For consistency and to avoid confusion, we rename the data partitions:

cd data/raw

mv flightlist_train.parquet flight_list_phase1.parquet
mv fuel_train.parquet fuel_phase1.parquet
mv flights_train flights_phase1

mv flightlist_rank.parquet flight_list_phase1_rank.parquet
mv fuel_rank_submission.parquet fuel_phase1_rank.parquet
mv flights_rank flights_phase1_rank

mv flightlist_final.parquet flight_list_phase2_rank.parquet
mv fuel_train.parquet fuel_phase2_rank.parquet
mv flights_final flights_phase2_rank

2. Preprocessing¤

This step applies the Kalman Filter/RTS Smoother to the raw ADS-B points to generate clean inputs. It also generates the train/validation splits based on stratified sampling of aircraft types and flight durations.

# smoothed trajectory vectors (heavy CPU usage, ~30 minutes)
uv run scripts/main.py create-dataset --partition phase1

# generate normalisation statistics (mean/std, ~5 minutes)
uv run scripts/main.py create-stats --partition phase1

# create stratified splits
uv run scripts/main.py create-splits --partition phase1

3. Training¤

Launch the training loop. The model uses wandb for logging.

uv run scripts/main.py train \
    --partition phase1 \
    --exp-name "quickstart-gdn-v1" \
    --batch-size 64 \
    --lr 4e-4 \
    --epochs 20 \
    --beta 0.999 \
    --loss-type rmse_kg

--beta: The Class-Balanced Loss hyperparameter.
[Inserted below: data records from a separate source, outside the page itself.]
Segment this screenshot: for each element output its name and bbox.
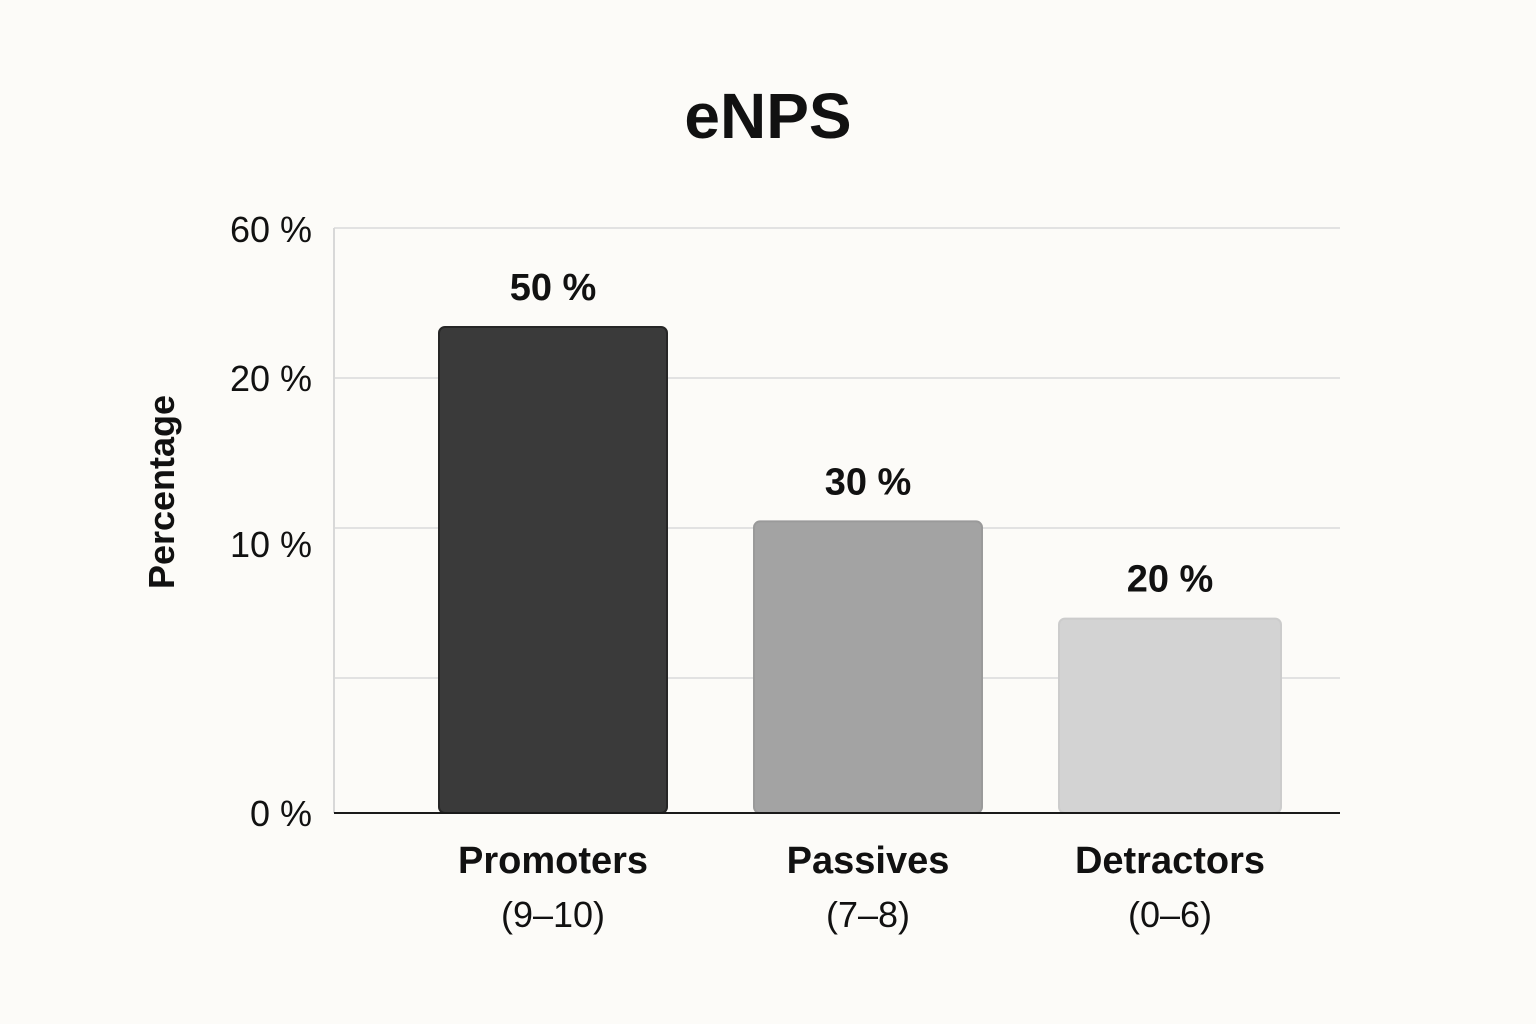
y-tick-label: 0 % (250, 793, 312, 834)
category-sublabel-detractors: (0–6) (1128, 894, 1212, 935)
category-labels: Promoters (9–10) Passives (7–8) Detractors (0… (458, 840, 1265, 935)
y-axis-ticks: 0 % 10 % 20 % 60 % (230, 209, 312, 834)
category-label-passives: Passives (787, 840, 950, 882)
bar-detractors (1058, 617, 1282, 814)
category-sublabel-passives: (7–8) (826, 894, 910, 935)
value-label-detractors: 20 % (1127, 559, 1214, 601)
y-axis-label: Percentage (141, 395, 182, 589)
value-label-passives: 30 % (825, 461, 912, 503)
y-tick-label: 20 % (230, 358, 312, 399)
y-tick-label: 10 % (230, 524, 312, 565)
y-tick-label: 60 % (230, 209, 312, 250)
chart-title: eNPS (684, 80, 851, 152)
bars (438, 326, 1282, 815)
value-labels: 50 % 30 % 20 % (510, 267, 1214, 601)
category-label-detractors: Detractors (1075, 840, 1265, 882)
category-label-promoters: Promoters (458, 840, 648, 882)
value-label-promoters: 50 % (510, 267, 597, 309)
axes (333, 228, 1340, 814)
bar-passives (753, 520, 983, 815)
bar-promoters (438, 326, 668, 814)
category-sublabel-promoters: (9–10) (501, 894, 605, 935)
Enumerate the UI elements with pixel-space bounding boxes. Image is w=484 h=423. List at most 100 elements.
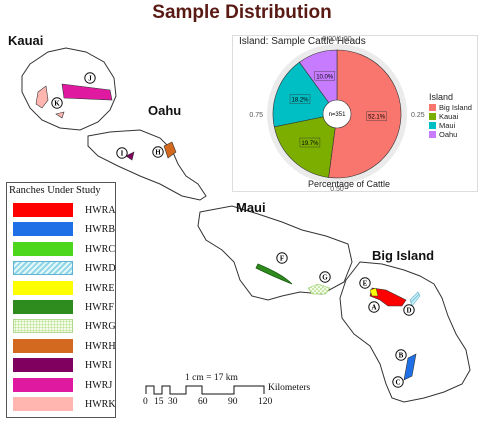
oahu-label: Oahu [148, 103, 182, 118]
pie-value-label: 19.7% [301, 141, 319, 147]
legend-item: HWRH [13, 338, 116, 357]
svg-text:G: G [322, 274, 328, 282]
scale-tick-label: 90 [228, 397, 238, 407]
svg-text:F: F [280, 255, 284, 263]
legend-label: HWRA [85, 205, 116, 216]
maui-label: Maui [236, 200, 266, 215]
svg-text:A: A [371, 304, 376, 312]
ranch-hwrk-area-2 [55, 111, 65, 119]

Higher values (e.g., 0.999) heavily upweight rare aircraft types.
--loss-type: To avoid long tail distributions, the model outputs the average fuel burn rate over the segment instead of the total fuel burnt in that segment. rmse_kg effectively optimises against both for training stability.

4. Evaluation¤

To evaluate a specific checkpoint on the validation set:

uv run scripts/main.py evaluate \
    data/checkpoints/quickstart-gdn-v1/step00500_123.45.pt \
    --partition phase1 \
    --split validation

This will generate a parquet file in data/predictions/ containing ground truth vs. predicted values for analysis.